Los maestros rurales andan loma arriba y loma abajo con sus botas bendecidas por el lodo. Hacen nidos en el árbol del futuro, y a veces, hasta el río los ayuda cediendo sus crecidas. En el lugar donde luchan los maestros nace siempre un manantial.

Los maestros rurales tienen que pagar un alto precio por la falta de condiciones. Un día, cinco maestras de una escuela –una de ellas embarazada- fueron echadas, de noche y bajo un torrencial aguacero, del lugar donde les hacían el favor de dejarlas dormir. Y el espectáculo de aquellas cinco estrellas caídas, bajando la montaña como una procesión de sombras, desafiando la prepotencia de los ríos, amarradas a sus mochilas y dando lástima ante la oscuridad de los caminos, puso a llorar hasta a los pinos.

Ahora mismo si alguien quiere verle el rostro a la tristeza, que vaya a la sección Gajo de Monte, al otro lado del Río en Medio, donde cinco maestras -una de ellas con tres meses de embarazo- tienen que repartirse por las noches en varios puntos de la comunidad, entre ellos la salita de un rancho y el altar de la pequeña iglesia del pueblo, para poder dormir los días de clase.

En los parajes de la cordillera Central la tristeza es gratis pero la alegría hay que pagarla a un precio muy alto.

En enero de este año fue a la montaña la ministra de Educación Josefina Pimentel, como una pequeña reparadora de olvidos, y construyó una escuela en El Roblito. Y ese día la cordillera Central fue feliz. Pero ha sido tan grande el inventario de olvidos  y tan larga la mano de la desatención, que su acción, que quedó sembrada en el camino de la historia, fue casi un susurro en la inmensidad de tanta ausencia.

Ya la maestra rural se cansó de escribir -cartas, oficios, súplicas, memorandos. Las palabras se parecen a ella: tienen motivos pero no tienen esperanzas, y a veces, ni siquiera tienen destinatarios. Ahora, forrada de indiferencias e incomprensiones, la voz desgastada sin reparo sobre la superficie del tiempo, la maestra rural eleva cada noche una plegaria al cielo en busca de soluciones.

Allí está ella, la maestra rural, esperando. La maestra rural, rodeada de niños descalzos y de miradas tristes; la maestra rural, ataviada de estrellas luminosas y de canciones tristes del sur; la maestra rural, sola, muriéndose de frío a la vera del camino; la maestra rural, pagando con sus cartillas las cuentas pendientes del futuro y oponiendo su alfabeto al alfabeto del olvido.
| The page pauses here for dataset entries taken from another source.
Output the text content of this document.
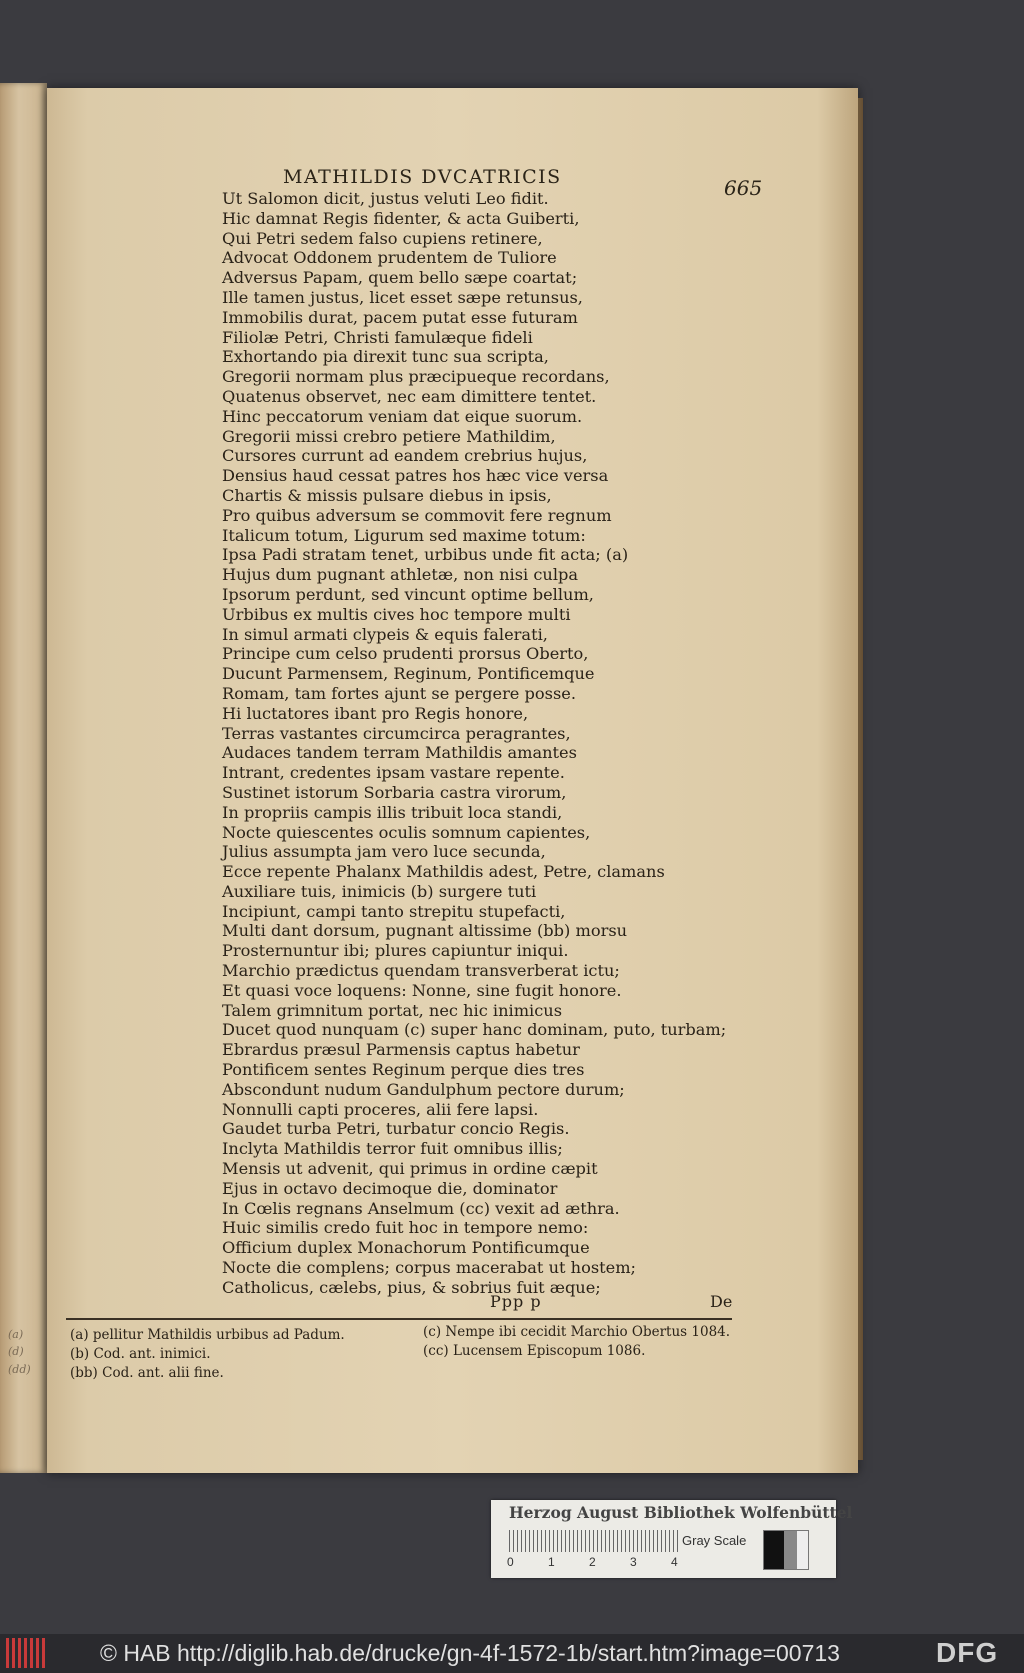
(a)
(d)
(dd)
MATHILDIS DVCATRICIS	665
Ut Salomon dicit, justus veluti Leo fidit.
Hic damnat Regis fidenter, & acta Guiberti,
Qui Petri sedem falso cupiens retinere,
Advocat Oddonem prudentem de Tuliore
Adversus Papam, quem bello sæpe coartat;
Ille tamen justus, licet esset sæpe retunsus,
Immobilis durat, pacem putat esse futuram
Filiolæ Petri, Christi famulæque fideli
Exhortando pia direxit tunc sua scripta,
Gregorii normam plus præcipueque recordans,
Quatenus observet, nec eam dimittere tentet.
Hinc peccatorum veniam dat eique suorum.
Gregorii missi crebro petiere Mathildim,
Cursores currunt ad eandem crebrius hujus,
Densius haud cessat patres hos hæc vice versa
Chartis & missis pulsare diebus in ipsis,
Pro quibus adversum se commovit fere regnum
Italicum totum, Ligurum sed maxime totum:
Ipsa Padi stratam tenet, urbibus unde fit acta; (a)
Hujus dum pugnant athletæ, non nisi culpa
Ipsorum perdunt, sed vincunt optime bellum,
Urbibus ex multis cives hoc tempore multi
In simul armati clypeis & equis falerati,
Principe cum celso prudenti prorsus Oberto,
Ducunt Parmensem, Reginum, Pontificemque
Romam, tam fortes ajunt se pergere posse.
Hi luctatores ibant pro Regis honore,
Terras vastantes circumcirca peragrantes,
Audaces tandem terram Mathildis amantes
Intrant, credentes ipsam vastare repente.
Sustinet istorum Sorbaria castra virorum,
In propriis campis illis tribuit loca standi,
Nocte quiescentes oculis somnum capientes,
Julius assumpta jam vero luce secunda,
Ecce repente Phalanx Mathildis adest, Petre, clamans
Auxiliare tuis, inimicis (b) surgere tuti
Incipiunt, campi tanto strepitu stupefacti,
Multi dant dorsum, pugnant altissime (bb) morsu
Prosternuntur ibi; plures capiuntur iniqui.
Marchio prædictus quendam transverberat ictu;
Et quasi voce loquens: Nonne, sine fugit honore.
Talem grimnitum portat, nec hic inimicus
Ducet quod nunquam (c) super hanc dominam, puto, turbam;
Ebrardus præsul Parmensis captus habetur
Pontificem sentes Reginum perque dies tres
Abscondunt nudum Gandulphum pectore durum;
Nonnulli capti proceres, alii fere lapsi.
Gaudet turba Petri, turbatur concio Regis.
Inclyta Mathildis terror fuit omnibus illis;
Mensis ut advenit, qui primus in ordine cæpit
Ejus in octavo decimoque die, dominator
In Cœlis regnans Anselmum (cc) vexit ad æthra.
Huic similis credo fuit hoc in tempore nemo:
Officium duplex Monachorum Pontificumque
Nocte die complens; corpus macerabat ut hostem;
Catholicus, cælebs, pius, & sobrius fuit æque;
Ppp p	De
(a) pellitur Mathildis urbibus ad Padum.
(b) Cod. ant. inimici.
(bb) Cod. ant. alii fine.
(c) Nempe ibi cecidit Marchio Obertus 1084.
(cc) Lucensem Episcopum 1086.
Herzog August Bibliothek Wolfenbüttel
0	1	2	3	4
Gray Scale
© HAB http://diglib.hab.de/drucke/gn-4f-1572-1b/start.htm?image=00713	DFG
La maestra rural lleva en sus manos el futuro y lo escribe en la pizarra. Pero cuando llega la noche es la imagen viva del desamparo, la estampa de una mujer sola, tiritando de frío en el centro de la nada, y esperando que el mundo entero se vaya a dormir para ir a tirarse en el piso de su escuela. En ese momento, justo en ese momento, la palabra dignidad pierde toda su importancia.